Regardless of the type and style of toilet fixture chosen, Sine and Hunt recommend an automatic push-button solution for the flush valve, which is preferably recessed into the wall.

Toilet paper holders may also carry risk for self-harm, since spindles attached to bathroom walls may serve as ligature attachment points. To remedy this, Sine and Hunt suggest using a stainless steel cylinder recessed into the wall that can hold a roll of toilet paper. However, this may pose an infection control issue if placed in a multi-use bathroom. In such cases, they recommend using a new holder with a foam spindle that cannot support a ligature attachment.

Lavatories

Sine and Hunt also suggest installing integrated lavatories in patient bathrooms. “Several manufacturers offer complete assemblies with the countertop, sink, and ligature-resistant faucet in one package,” says Hunt. “This provides a more residential appearance and function in that it gives patients some space to set toiletry items.”

The all-in-one lavatory has a push-button or automatic anti-ligature faucet that decreases the likelihood of use as an attachment point. Hunt recommends installing this product tight to a side wall to reduce the risk of the larger fixture being used as a ligature attachment point as well.

For additional space for storing toiletry items, facilities may choose to provide patients with additional shelving units. These should be open, made of stainless steel, and recessed into the wall.

Sine and Hunt point out that under-the-sink cabinet space and medicine cabinets-which can be used to conceal dangerous or contraband items-should never be present in patient bathrooms. If cabinet spaces are already available in an existing lavatory, Hunt recommends securing them shut with tamper-resistant screws. In place of medicine cabinets, they recommend providing patients with mirrors made of shatter-resistant, tempered safety glass that are enclosed in stainless steel frames.

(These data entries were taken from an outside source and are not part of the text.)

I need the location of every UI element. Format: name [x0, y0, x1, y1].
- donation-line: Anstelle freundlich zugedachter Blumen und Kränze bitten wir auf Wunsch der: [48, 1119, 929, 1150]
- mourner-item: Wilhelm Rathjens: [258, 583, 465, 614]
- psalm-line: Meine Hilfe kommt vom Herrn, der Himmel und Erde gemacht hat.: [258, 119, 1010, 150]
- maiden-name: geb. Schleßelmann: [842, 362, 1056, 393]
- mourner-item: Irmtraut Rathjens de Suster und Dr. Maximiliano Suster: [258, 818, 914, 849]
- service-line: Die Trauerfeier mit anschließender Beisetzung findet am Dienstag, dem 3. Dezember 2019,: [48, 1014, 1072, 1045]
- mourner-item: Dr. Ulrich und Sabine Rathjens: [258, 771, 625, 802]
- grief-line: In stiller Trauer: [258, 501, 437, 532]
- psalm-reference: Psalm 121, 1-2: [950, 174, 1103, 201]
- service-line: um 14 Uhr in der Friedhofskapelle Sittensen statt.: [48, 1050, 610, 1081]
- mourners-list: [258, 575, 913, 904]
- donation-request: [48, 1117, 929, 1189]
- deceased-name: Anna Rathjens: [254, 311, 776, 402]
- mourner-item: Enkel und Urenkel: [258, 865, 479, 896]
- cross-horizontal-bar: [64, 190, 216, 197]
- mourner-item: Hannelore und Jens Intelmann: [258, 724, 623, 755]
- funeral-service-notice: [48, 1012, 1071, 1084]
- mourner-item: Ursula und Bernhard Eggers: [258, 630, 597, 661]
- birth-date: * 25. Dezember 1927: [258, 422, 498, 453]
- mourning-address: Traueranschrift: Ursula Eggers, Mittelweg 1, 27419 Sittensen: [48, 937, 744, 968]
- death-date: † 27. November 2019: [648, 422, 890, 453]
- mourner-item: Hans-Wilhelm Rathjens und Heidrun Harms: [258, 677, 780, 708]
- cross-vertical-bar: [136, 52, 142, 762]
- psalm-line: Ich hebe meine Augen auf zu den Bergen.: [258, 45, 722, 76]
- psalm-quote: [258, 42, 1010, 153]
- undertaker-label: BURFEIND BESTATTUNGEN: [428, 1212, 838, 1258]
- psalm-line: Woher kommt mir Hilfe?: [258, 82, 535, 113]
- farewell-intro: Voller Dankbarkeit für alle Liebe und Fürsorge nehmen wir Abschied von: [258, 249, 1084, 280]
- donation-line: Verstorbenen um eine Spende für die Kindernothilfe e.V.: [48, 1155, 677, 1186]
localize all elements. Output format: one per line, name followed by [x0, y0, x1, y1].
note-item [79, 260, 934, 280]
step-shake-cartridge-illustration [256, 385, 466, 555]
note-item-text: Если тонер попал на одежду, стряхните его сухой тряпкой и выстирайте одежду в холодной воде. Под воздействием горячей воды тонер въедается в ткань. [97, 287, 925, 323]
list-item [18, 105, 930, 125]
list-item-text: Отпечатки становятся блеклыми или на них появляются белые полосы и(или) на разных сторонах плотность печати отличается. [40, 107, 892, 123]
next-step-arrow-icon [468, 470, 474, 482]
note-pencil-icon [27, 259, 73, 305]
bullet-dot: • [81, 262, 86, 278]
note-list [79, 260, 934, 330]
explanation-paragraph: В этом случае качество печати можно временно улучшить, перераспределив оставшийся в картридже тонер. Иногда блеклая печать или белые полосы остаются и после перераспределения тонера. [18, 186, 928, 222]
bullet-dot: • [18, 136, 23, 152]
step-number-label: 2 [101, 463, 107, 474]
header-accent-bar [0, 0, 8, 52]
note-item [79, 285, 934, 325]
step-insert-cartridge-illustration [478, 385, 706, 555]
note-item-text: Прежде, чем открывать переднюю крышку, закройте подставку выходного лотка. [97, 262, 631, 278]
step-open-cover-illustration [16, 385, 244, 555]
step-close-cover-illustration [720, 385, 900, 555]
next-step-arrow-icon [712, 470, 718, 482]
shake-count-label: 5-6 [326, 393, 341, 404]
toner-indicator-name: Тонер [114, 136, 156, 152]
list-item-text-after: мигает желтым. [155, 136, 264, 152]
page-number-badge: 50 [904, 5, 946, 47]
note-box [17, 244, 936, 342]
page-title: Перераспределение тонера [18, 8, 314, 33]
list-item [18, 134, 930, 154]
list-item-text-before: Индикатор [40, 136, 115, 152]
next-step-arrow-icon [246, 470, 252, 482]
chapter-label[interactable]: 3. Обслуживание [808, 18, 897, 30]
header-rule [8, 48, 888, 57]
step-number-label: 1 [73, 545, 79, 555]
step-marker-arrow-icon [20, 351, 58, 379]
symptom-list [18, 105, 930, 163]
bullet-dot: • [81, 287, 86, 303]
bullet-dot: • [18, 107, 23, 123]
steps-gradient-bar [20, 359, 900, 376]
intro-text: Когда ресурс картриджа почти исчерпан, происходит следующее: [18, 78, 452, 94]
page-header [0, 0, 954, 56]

“The tempered safety glass is probably the most popular because it doesn't distort and it can't be damaged by scratching, but with enough force it can be destroyed,” says Sine.

“I strongly suggest that facilities obtain full-size samples of materials to determine the balance of durability and distortion they feel is appropriate,” adds Hunt.

Shower spaces and fixtures

For patient shower spaces, Sine says that there are “not a lot of good solutions” available for reducing risk of self-harm. “The thing we know for sure is that shower curtains should not be part of the equation,” he says. “It's extremely difficult to hang a shower curtain in a manner that cannot be defeated by a patient who's intent on self-harm.”

To eliminate the need for a shower enclosure, Sine and Hunt suggest an innovative design strategy that has become the norm in European bathrooms: treating the entire room as the shower basin. This approach requires treating the toilet and shower spaces as separate but open areas, distinguished by different floor tiles or by placement of wall segments that provide a semi-enclosed shower space within the layout.

“You've got to get the shower enclosure big enough and locate the showerhead itself so that water is not spraying out into the middle of the bathroom,” Sine says. “There's a drain in the middle and no curb between the shower and the rest of the bathroom.” Drains must be secured to the floor with tamper-resistant screws.

Shower fixtures provide another potential ligature attachment point in patient bathrooms. “The simplest solution is a single-push button which gives a preset temperature of water for a predetermined time,” says Hunt. “But many facilities feel that it is preferable to give patients control of the water temperature in the shower and let them determine the length of time they want the water to stay on.”

For new or renovating facilities, anti-ligature showerheads and water temperature valves are available to give patients the ability to control the temperature and duration of their shower without increasing risk for self-harm.